Aguateca
Por
Olga Starzak
Sus manos se movían con
destreza, en el deleite producido por el contacto de las yemas de los dedos con
el barro blanco del que obtendría la
pieza sagrada. Todo su ser estaba involucrado en ese acto; revelaría el
poder sobre las fuerzas enemigas. El artista solamente desviaba su mirada de la
máscara que poco a poco iba tomando forma, para agregar pigmentos demolidos en
la arenisca que dibujaría el rictus de la boca. Se esmeraba en alisar los pómulos y otorgarle a la frente el indicio de
la inteligencia del rey que, debajo de ella, escondería su rostro en el afán de
ritualizar la ceremonia programada. Siempre que pudiera retornar, siempre que
sus pasos fueran lo suficientemente estratégicos para eludir a sus
perseguidores.
No muy lejos del hombre,
otro también esperanzado, con dedicación trasladaba sus dedos por los agujeros de una flauta de
cerámica. El aire de sus pulmones debía salir con delicadeza para emitir los
sonidos tan suaves que apenas hacían eco en ese terreno enclavado de la selva. En el extremo del instrumento
sostenido con pasión, una caricatura en perfecto tallado parecía otorgarle a esa práctica el poder exultante de la
música maya. Una música que hacía tiempo sonaba nostálgica en los oídos de los
cortesanos.
A orillas del río y
ante la amenaza de una captura, “Piedra Blanca” había desaparecido dejando
detrás sus pertenencias y el mundo que lo había visto luchar, con fuerzas cada
día renovadas, por aferrarse a lo más suyo: la historia que en esa tierra había
decidido encerrar entre muros.
El artesano de piel cobriza serpenteaba ahora entre
callecitas angostas. Cauto, sondeó cada espacio del terreno que se le
presentaba; y cuando las huellas
estuvieron frente a su rostro, inclinó el torso y apoyó las rodillas en
el suelo. Excavó sólo lo necesario como para esconder la máscara protegida por un telar; permanecería
sepultada esperando el momento de ennoblecer a su destinatario.

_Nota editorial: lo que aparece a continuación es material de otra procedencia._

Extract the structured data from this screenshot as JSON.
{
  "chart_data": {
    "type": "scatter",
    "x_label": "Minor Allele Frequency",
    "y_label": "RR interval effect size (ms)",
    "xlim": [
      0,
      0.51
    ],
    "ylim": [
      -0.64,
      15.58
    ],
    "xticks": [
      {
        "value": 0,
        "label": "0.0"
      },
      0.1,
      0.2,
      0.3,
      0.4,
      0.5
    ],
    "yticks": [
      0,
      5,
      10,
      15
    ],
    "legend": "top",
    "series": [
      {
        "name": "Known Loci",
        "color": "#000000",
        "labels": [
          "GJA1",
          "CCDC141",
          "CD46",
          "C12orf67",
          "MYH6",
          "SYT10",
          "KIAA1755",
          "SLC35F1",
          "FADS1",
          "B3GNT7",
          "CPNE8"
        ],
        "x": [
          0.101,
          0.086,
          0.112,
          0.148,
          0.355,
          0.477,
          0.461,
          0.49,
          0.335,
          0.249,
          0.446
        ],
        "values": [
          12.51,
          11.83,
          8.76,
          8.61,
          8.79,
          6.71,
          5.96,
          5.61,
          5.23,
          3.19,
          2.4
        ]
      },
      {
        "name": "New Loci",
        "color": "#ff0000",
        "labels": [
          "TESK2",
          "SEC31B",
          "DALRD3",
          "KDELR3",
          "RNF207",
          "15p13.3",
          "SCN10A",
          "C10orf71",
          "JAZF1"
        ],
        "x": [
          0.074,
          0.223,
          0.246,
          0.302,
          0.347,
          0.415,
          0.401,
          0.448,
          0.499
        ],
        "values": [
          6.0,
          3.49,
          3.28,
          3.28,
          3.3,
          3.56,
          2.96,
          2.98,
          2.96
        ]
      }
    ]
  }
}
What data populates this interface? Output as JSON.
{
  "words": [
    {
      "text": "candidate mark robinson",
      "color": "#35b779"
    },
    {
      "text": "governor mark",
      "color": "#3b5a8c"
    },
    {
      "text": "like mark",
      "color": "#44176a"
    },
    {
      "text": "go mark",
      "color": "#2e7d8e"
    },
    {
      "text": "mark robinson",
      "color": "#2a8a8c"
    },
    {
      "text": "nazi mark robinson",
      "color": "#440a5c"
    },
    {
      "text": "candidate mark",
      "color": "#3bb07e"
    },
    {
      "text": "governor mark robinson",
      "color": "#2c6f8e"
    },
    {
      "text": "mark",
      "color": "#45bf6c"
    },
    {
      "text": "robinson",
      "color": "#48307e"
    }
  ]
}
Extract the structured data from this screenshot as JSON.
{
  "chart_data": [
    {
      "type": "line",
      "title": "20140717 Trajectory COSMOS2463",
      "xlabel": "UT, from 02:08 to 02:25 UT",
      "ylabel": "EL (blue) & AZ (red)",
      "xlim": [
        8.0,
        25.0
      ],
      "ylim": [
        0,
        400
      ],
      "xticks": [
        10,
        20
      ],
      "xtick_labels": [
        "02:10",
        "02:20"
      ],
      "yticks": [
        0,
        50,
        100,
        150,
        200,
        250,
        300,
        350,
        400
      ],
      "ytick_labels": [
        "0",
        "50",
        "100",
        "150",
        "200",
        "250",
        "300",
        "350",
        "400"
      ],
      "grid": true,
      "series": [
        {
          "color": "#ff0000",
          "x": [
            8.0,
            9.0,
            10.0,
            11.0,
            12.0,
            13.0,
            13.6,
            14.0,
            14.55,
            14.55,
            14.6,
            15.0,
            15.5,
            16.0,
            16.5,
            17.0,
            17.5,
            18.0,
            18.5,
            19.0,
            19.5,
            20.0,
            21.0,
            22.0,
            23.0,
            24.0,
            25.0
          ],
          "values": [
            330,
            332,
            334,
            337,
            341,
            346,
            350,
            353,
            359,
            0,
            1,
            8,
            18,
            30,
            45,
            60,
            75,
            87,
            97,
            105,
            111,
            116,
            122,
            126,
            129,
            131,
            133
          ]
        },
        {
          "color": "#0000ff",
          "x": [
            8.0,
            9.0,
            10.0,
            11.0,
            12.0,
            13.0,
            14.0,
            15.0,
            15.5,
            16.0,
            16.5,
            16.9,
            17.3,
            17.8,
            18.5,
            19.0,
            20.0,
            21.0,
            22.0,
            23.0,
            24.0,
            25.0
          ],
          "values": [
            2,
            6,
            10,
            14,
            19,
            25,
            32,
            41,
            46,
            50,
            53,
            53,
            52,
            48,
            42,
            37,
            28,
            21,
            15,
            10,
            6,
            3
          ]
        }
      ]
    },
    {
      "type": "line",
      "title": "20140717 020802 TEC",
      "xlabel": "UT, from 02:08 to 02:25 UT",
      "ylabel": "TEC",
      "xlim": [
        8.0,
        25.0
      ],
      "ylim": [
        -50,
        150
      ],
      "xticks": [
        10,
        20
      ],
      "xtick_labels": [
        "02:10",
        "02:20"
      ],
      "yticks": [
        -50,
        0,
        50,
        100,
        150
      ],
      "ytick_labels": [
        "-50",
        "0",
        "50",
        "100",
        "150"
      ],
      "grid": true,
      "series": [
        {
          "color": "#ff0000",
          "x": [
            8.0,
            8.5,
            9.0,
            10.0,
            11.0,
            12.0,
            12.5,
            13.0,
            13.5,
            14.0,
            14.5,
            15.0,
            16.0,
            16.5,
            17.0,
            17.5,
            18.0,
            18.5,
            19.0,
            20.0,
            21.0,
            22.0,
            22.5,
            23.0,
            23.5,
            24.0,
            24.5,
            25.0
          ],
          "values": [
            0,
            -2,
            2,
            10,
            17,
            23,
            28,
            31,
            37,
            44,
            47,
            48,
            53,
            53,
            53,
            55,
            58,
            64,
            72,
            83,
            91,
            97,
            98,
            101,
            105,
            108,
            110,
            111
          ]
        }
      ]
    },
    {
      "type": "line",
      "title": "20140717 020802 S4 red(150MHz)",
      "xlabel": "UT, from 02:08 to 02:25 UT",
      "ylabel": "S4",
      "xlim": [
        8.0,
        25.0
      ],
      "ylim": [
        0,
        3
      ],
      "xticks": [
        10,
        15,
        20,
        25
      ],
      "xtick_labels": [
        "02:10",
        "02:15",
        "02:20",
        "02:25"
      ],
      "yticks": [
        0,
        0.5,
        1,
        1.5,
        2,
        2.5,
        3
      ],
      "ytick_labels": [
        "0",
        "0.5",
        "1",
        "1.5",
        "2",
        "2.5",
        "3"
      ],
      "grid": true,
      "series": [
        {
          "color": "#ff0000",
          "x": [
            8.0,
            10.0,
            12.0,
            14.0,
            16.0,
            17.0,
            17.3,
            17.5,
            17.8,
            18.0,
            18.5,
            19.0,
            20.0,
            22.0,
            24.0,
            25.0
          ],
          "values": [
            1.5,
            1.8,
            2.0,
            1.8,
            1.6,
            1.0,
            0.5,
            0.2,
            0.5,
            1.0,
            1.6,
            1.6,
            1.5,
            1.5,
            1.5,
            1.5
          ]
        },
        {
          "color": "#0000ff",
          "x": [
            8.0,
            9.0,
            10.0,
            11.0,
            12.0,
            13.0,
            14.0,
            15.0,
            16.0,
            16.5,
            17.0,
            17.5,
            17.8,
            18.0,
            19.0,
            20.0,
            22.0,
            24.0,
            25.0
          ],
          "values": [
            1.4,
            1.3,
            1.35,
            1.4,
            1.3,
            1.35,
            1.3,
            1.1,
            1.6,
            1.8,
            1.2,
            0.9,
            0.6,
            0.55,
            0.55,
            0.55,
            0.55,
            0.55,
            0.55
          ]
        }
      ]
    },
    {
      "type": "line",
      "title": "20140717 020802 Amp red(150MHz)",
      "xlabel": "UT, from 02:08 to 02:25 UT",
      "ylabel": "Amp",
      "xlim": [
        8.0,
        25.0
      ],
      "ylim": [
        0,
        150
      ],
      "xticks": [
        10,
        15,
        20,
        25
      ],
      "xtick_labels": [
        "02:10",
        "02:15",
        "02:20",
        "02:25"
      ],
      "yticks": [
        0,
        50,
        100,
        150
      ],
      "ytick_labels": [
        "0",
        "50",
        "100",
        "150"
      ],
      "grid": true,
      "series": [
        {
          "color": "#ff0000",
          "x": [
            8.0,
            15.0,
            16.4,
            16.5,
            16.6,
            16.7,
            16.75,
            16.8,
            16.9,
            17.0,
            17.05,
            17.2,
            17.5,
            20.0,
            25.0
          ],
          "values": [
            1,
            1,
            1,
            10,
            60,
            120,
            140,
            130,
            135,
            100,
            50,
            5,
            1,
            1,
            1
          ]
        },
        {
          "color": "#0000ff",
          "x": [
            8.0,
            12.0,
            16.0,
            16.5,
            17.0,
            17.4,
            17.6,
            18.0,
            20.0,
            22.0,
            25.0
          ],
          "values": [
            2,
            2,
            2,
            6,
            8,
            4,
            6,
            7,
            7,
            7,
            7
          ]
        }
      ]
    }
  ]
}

Desde allí pudo comprobar el preciso instante
en que cesaron los sones ejecutados por
el artista. La imagen del firmamento ahora teñido de púrpura, había sido el
llamado que concentró la atención del hombre. De cara al cielo, la visión
cósmica le adelantó la tragedia. E hizo estallar su flauta en un gemido
agonizante.
Se levantó con premura y apoyando ambos brazos en la roca
que se erguía a pocos metros, reposó unos segundos. Sólo el dios patrono de los
escribientes, desde su majestuosa figura,
podía comprender sus pensamientos.
Cuando retomó la fuerza
grabó en una estela signos que aunque no lo sospechaba, alguna vez serían
descifrados.
Y así aguardó la noche.
Gritos desaforados
provenientes de los guardias interrumpieron la labilidad de su sueño, y pronto provocaron la furia. Sabía
que la conflagración final estaba a
punto de suceder. La sangre sesgaría esa tibia naturaleza.
El silencio se había
apoderado de Aguateca. Desplomado sobre las huellas indelebles que ocultaban los tesoros más valiosos,
algunos minutos antes, el cortesano escuchó por última vez el rugido del
jaguar.
Impávida bajo la tierra
aún sacudida por la violencia, la máscara ya dormía su sueño premonitorio. Ese
sueño que se comenzaría a develar siglos más tarde, en el comienzo de este
otoño húmedo del trópico, cuando el grupo de arqueólogos comenzó las
excavaciones que dieron con la sepultura secreta.